“Your pin unlocks your ability to use that big number,” he said. The challenge is how to create the identifiers and how to distribute the keys. “It’s very promising” and “it’s possible to technically design something like this” but it could be expensive to design and disseminate such material to each American, he said. “This is a pretty big endeavor.”

The administration is also participating in discussions Congress is having about the requirements of protecting personal data and breach notifications for companies.

Avoiding Balkanization

“It’s really clear, there needs to be a change, but we’ll have to look at the details of what’s being proposed,” Joyce said. In the response to the Equifax hack, though, he said, “we need to be careful of Balkanizing the regulations. It’s really hard on companies today” facing local, state and federal regulators as well as international rules, he added.

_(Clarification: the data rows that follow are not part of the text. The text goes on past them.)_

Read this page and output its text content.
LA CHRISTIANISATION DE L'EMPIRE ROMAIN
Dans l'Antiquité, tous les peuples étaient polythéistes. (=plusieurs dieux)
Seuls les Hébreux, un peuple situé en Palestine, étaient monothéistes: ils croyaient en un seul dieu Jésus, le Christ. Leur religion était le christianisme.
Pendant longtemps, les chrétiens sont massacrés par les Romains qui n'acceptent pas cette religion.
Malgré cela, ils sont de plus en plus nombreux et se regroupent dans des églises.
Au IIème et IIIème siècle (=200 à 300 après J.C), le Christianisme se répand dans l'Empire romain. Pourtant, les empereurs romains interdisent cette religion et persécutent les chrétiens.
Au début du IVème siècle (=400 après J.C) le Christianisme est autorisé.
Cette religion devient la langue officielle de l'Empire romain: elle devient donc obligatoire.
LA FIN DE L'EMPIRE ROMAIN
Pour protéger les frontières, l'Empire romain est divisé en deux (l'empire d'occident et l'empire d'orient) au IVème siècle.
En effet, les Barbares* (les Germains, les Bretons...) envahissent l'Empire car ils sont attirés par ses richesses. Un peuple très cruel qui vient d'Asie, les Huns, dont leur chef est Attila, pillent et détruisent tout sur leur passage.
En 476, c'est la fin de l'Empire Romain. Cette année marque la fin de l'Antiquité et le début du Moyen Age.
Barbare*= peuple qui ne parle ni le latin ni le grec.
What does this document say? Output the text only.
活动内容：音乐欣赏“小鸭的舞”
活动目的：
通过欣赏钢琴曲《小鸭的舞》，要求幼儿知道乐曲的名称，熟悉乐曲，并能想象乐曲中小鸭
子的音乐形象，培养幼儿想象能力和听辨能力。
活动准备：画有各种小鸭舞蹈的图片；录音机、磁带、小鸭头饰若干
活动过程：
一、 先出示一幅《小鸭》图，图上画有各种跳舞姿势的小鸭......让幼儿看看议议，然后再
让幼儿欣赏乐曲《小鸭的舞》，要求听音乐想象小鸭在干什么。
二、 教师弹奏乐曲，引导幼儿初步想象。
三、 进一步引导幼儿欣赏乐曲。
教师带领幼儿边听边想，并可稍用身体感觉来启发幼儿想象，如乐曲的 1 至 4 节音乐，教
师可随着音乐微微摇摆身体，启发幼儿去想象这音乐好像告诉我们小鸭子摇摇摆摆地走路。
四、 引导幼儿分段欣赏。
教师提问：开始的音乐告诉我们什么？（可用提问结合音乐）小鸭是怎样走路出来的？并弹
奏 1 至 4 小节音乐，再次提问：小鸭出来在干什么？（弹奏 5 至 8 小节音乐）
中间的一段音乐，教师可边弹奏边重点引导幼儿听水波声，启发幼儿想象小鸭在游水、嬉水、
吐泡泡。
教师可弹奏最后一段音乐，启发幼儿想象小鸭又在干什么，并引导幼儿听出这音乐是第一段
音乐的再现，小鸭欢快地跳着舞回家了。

The U.S. government began issuing Social Security numbers in 1936. Nearly 454 million different numbers have been issued, according to the Social Security Administration. Supplanting such an ingrained apparatus would not happen over night. The original intent was to track U.S. workers’ earning to determine their Social Security benefits. But the rise of computers, government agencies and companies found new uses for the number, which gradually grew into a national identifier.

Over the decades, the Social Security number became valuable for what could be gained by stealing it, said Bruce Schneier, a fellow at Harvard’s Kennedy School of Government. It was the only number available to identify a person and became the standard used for everything from confirming someone at the doctor’s office to school.

Akin to Infrastructure

“They appeared at an age when we didn’t have other numbers,” Schneier said in an interview. “Think of this as part of our aging infrastructure” from roads and bridges to communications. “Sooner or later we as a society need to fix our aging infrastructure.”

He pointed to India’s wide-scale rollout of the Aadhaar card, a unique number provided to citizens after collecting their biometric information -- fingerprints and an iris scan -- along with demographic details, to almost 1.2 billion people. In the U.S., a more secure system could be designed, “but magic math costs money,” he said.

Making any chances to the current system, including replacing numbers entirely or restricting who can use them, would likely require an act of Congress, according to Marc Rotenberg, executive director of the Electronic Privacy Information Center in Washington, which advocates for limiting the use of Social Security numbers.